There is intense debate about what diet is the most effective for weight loss — high protein, low fat or a balanced approach. In fact, there are now dozens if not hundreds of popular diets which are all based on varying amounts and percentages of carbohydrates, proteins and fat. We have seen a shift in the popular rhetoric about diets from emphasizing low fat to embracing high fat diets, with the proclamation that “fat doesn’t make you fat.” Several studies have demonstrated that low carbohydrate, high-protein diets resulted in more weight loss over the course of 3 to 6 months than low-fat diets, but other studies did not show this effect. More research with extended the follow-up to 1 year did not show that low-carbohydrate were better than low-fat diets. Other studies have found that a very-high-carbohydrate, very-low-fat vegetarian diet was better than a traditional low-fat diet. Another study has shown that a Mediterranean-style diet was better than a low-fat diet.
The novelty of the diet, attention in the press and social media, and potential bias of the researchers could affect the results of any type of diet. The more important question is whether there is any advantage to long term to diets that emphasize a specific combination of proteins, carbohydrates and fats. Dr. Frank Sacks recognized the need for a large trial designed to compare the effects of different diets. Dr. Sacks and his colleagues published the article "Comparison of Weight-Loss Diets with Different Compositions of Fat, Protein, and Carbohydrates" in the New England Journal of Medicine in 2009. 800 overweight and obese subjects were recruited for the study which lasted two years. The four diet groups were: 20% fat, 15% protein and 65% carbohydrate (low-fat, average-protein); 20% fat, 25% protein, and 55% carbohydrate (low-fat, high-protein); 40% fat, 15% protein, and 45% carbohydrate (high-fat, average-protein); and 40% fat, 25% protein, and 35% carbohydrate (high-fat, high-protein). After two years the weight loss was similar in all diet groups. Most of the weight loss occurred in the first 6 months. After this time, some participants started gaining back the weight, others were able to maintain their weight loss. Hunger, fullness and cravings as well as diet-satisfaction scores were similar among the diets. The major result of this trial was that all the diets were equally successful for weight loss and the maintenance.

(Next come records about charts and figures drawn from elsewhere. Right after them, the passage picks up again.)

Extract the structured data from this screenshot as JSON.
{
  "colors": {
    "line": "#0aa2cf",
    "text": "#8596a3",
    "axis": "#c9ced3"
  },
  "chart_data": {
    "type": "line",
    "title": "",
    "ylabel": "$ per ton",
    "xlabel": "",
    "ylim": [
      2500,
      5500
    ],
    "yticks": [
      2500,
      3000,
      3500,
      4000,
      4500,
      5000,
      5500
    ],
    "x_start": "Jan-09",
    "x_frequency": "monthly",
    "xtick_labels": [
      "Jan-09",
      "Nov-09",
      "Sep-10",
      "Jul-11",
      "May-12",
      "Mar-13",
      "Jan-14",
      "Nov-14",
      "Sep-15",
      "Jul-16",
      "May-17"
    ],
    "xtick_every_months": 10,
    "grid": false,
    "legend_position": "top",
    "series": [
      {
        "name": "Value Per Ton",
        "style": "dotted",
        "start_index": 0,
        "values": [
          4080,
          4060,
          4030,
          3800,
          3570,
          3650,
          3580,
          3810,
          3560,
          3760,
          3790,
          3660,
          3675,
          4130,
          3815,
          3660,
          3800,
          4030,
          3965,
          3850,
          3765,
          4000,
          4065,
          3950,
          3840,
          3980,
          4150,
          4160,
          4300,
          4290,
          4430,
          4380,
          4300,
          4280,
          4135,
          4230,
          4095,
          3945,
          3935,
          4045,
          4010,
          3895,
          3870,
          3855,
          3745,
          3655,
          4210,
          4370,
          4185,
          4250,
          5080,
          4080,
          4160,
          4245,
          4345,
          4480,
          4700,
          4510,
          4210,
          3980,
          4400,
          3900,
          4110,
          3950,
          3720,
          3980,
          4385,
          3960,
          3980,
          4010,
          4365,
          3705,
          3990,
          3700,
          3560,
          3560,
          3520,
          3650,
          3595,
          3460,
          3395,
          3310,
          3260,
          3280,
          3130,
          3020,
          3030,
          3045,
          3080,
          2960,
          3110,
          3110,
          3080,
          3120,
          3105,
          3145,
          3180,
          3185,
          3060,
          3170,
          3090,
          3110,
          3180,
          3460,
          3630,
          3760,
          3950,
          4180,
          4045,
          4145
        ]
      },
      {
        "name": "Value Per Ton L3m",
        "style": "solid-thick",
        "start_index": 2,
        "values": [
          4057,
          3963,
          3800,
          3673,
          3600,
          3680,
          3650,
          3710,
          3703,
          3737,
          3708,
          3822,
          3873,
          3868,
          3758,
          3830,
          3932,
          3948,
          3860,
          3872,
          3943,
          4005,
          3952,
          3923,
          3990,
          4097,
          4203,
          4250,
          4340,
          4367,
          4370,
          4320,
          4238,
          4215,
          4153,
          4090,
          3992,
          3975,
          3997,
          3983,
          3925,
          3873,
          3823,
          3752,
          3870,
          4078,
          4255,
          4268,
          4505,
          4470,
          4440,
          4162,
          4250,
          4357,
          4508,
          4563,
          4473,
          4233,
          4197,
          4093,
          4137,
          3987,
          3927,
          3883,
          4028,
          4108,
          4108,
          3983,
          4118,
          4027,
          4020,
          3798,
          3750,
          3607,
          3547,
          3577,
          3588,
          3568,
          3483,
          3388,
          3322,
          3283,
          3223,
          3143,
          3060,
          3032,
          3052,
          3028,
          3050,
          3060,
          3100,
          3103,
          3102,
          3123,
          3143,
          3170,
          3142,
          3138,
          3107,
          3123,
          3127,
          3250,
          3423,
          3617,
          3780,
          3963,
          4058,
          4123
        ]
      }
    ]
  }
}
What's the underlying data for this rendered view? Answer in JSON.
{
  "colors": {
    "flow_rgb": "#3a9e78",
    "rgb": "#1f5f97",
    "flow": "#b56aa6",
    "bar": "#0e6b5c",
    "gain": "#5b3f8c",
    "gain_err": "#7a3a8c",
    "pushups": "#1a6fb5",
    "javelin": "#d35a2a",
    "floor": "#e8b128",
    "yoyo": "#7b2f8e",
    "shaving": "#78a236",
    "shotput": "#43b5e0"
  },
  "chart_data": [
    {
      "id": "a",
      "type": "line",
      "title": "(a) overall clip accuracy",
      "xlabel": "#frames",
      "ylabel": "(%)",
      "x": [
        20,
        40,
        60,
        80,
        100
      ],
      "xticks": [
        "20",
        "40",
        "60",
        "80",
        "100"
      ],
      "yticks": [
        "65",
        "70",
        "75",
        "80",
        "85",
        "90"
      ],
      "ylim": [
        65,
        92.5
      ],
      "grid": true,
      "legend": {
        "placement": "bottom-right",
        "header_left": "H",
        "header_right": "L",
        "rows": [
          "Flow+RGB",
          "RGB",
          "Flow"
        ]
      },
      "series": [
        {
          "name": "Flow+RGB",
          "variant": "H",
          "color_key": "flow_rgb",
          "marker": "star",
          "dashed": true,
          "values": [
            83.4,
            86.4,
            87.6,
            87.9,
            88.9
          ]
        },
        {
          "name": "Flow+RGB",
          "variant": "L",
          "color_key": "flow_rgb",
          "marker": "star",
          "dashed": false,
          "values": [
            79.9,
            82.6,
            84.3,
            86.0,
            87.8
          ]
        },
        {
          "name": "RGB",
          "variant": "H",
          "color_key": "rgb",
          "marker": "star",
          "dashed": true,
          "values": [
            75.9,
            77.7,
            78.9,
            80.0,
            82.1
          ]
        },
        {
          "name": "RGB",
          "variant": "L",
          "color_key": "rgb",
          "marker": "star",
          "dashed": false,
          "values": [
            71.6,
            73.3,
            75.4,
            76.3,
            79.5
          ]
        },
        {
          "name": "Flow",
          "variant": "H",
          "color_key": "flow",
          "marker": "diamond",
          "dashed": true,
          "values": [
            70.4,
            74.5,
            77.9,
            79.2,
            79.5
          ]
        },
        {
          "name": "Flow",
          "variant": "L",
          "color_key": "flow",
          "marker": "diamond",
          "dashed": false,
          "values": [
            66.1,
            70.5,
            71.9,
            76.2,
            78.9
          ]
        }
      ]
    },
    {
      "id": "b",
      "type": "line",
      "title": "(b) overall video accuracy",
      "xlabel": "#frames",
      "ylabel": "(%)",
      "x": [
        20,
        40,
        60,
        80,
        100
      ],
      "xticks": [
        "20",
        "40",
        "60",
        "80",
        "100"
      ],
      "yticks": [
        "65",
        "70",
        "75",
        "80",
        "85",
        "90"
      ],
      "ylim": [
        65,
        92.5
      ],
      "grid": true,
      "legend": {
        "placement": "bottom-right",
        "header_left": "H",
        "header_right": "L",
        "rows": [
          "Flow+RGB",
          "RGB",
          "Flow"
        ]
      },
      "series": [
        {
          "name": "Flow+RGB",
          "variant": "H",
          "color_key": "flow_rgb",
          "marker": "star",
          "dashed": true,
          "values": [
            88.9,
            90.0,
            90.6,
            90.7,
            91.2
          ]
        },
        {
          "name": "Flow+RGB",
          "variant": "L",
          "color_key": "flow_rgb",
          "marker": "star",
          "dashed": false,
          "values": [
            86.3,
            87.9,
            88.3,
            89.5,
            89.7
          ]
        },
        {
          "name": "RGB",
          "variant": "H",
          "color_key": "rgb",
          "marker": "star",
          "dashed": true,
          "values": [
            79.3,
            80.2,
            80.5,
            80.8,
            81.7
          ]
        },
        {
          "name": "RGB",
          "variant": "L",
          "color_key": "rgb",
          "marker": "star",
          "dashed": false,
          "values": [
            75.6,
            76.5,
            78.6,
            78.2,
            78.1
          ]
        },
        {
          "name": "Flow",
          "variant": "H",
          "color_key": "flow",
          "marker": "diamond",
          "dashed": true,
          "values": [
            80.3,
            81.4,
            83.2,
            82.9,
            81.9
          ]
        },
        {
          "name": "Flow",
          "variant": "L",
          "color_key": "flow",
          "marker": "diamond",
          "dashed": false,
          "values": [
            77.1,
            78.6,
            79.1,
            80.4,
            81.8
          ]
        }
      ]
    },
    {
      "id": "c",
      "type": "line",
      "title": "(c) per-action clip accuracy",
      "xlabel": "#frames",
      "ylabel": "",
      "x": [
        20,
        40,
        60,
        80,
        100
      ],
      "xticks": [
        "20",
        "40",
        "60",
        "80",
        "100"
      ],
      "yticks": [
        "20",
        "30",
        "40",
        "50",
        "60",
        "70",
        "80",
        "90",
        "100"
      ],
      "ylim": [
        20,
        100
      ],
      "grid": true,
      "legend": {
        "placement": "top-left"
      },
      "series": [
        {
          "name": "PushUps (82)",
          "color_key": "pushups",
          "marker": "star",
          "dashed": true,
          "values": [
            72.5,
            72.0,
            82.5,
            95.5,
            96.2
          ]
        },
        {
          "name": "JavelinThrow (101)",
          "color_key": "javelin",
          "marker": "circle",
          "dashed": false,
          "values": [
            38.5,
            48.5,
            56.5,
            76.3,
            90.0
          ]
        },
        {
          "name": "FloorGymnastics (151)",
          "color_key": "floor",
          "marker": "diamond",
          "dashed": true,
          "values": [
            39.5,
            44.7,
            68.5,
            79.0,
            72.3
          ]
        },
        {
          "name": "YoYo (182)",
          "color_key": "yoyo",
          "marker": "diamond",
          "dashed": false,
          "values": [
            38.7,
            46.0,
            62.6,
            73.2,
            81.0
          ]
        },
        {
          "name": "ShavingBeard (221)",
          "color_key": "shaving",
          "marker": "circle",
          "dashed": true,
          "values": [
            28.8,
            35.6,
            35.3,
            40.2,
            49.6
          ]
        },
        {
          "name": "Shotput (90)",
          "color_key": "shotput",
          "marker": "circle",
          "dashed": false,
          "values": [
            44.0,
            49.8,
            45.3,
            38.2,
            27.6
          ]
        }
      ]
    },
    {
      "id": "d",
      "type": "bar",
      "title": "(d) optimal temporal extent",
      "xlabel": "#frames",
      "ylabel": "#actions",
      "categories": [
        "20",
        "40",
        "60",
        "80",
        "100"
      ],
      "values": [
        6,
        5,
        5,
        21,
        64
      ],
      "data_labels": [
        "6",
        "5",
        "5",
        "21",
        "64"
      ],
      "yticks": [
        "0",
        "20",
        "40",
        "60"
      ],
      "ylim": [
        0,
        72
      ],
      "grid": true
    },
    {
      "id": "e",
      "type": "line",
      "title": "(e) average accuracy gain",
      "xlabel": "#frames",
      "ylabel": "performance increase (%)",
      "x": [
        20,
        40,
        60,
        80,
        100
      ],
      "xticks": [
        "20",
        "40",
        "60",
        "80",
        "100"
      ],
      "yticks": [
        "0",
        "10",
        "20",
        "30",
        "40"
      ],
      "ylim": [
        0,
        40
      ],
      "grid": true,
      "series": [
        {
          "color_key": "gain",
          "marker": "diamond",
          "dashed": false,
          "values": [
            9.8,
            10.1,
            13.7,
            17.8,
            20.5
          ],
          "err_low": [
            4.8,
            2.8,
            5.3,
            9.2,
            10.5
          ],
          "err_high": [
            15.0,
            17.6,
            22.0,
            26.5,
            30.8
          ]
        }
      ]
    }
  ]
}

The bottom line is that the type of diet or the macronutrient composition is not critical to your overall weight loss success. More important than the type of diet is the adherence to that type of diet. I tell my patients that the best diet is the one that you can follow and stick to it. Another determinant of success on the diet is attendance at a group session. The better the attendance the better the weight loss. Diets that are successful for weight loss can emphasize a range of fat, protein, and carbohydrate compositions. These diets can be individualized for personal and cultural preferences and therefore have the best chance for long-term success.